Meski tidak direncanakan, tanggal kelahiran putra pertamanya itu justru membuat momen ini terasa semakin bermakna. Sukma berharap Elbara tumbuh menjadi anak yang sukses dan kelak memberikan kontribusi bagi bangsa dan negara.
"Semoga bisa jadi anak yang sukses, jadi kebanggaan negara. Siapa tahu bisa kayak yang lain-lain, ada bakat akademik maupun nonakademik," ujarnya.

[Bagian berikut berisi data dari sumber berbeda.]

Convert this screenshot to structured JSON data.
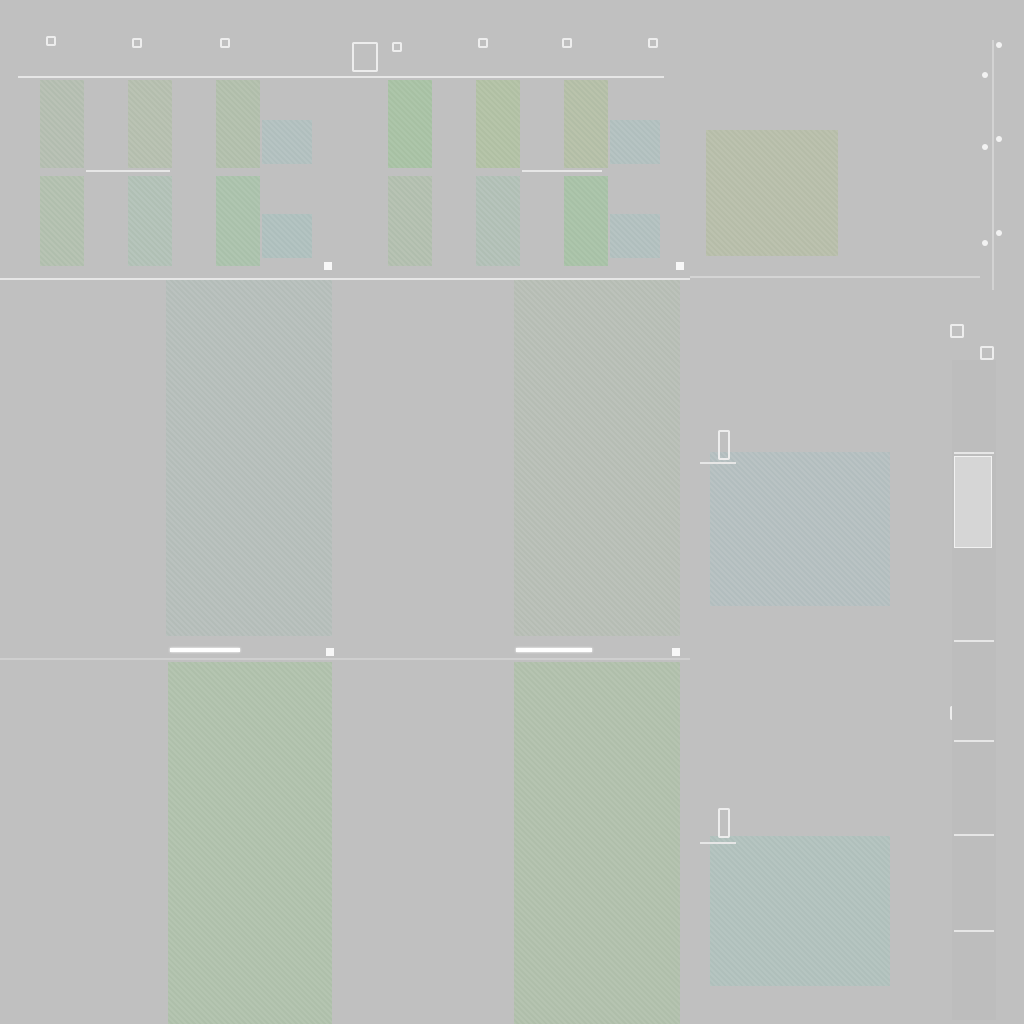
{
  "window": {
    "title": ""
  },
  "colors": {
    "background": "#c0c0c0",
    "tile_green": "#aebfa6",
    "tile_teal": "#b3c1c3",
    "tile_olive": "#b8bfa9",
    "tile_neutral": "#b7bdbc"
  },
  "icons": {
    "top_bar_icons": [
      "square-icon",
      "square-icon",
      "square-icon",
      "square-icon",
      "square-icon",
      "square-icon"
    ],
    "right_rail_icons": [
      "dot-icon",
      "dot-icon",
      "dot-icon",
      "dot-icon",
      "dot-icon",
      "dot-icon"
    ]
  }
}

Cerita serupa dialami pasangan Muhammad Deni Fajar Saputra dan Silvia Norma Yunita. Putri mereka, Safira Putri Devia, justru lahir lebih cepat dari perkiraan. HPL Safira seharusnya jatuh pada 26 Agustus, tetapi ia memilih lahir sembilan hari lebih awal.
"Tiba-tiba saja keluarnya 17 Agustus, sebenarnya HPL-nya tanggal 26 Agustus," ungkap Silvia.
Silvia mengaku tanggal kelahiran yang tidak direncanakan itu membuat 17 Agustus kini memiliki arti khusus bagi keluarganya. Ia berharap Safira tumbuh menjadi anak yang salehah, pintar, membanggakan kedua orang tua, serta kelak memberikan kontribusi bagi Indonesia.
"Harapannya ya bisa membanggakan orang tua, terutama juga biar bisa jadi anak yang salehah. Yang pintar, nanti jadi kebanggaan Indonesia juga," katanya.
Pihak RSWN turut memberikan perhatian khusus kepada kedua keluarga. Direktur RSWN, drg. Rahma Defi, menyambangi ruang kebidanan untuk memberikan ucapan selamat langsung serta menyerahkan bingkisan sebagai bentuk apresiasi.
"Seperti tahun-tahun sebelumnya, setiap tanggal 17, apabila ada kelahiran bayi, kami memberikan apresiasi berupa goodie bag dan ucapan selamat kepada putra-putri yang lahir tepat pada Hari Kemerdekaan Republik Indonesia," kata Rahma.
Selain itu, RSWN membantu proses pengurusan akta kelahiran bagi bayi yang lahir di rumah sakit melalui layanan terintegrasi bersama Dinas Kependudukan dan Pencatatan Sipil (Dukcapil). Layanan tersebut diberikan tanpa biaya tambahan kepada orang tua.
"Jadi, seluruh kelahiran yang ada di sini bisa kami bantu proses untuk mendapatkan akta kelahiran. Layanan tersebut sudah termasuk dalam pelayanan kami," pungkasnya.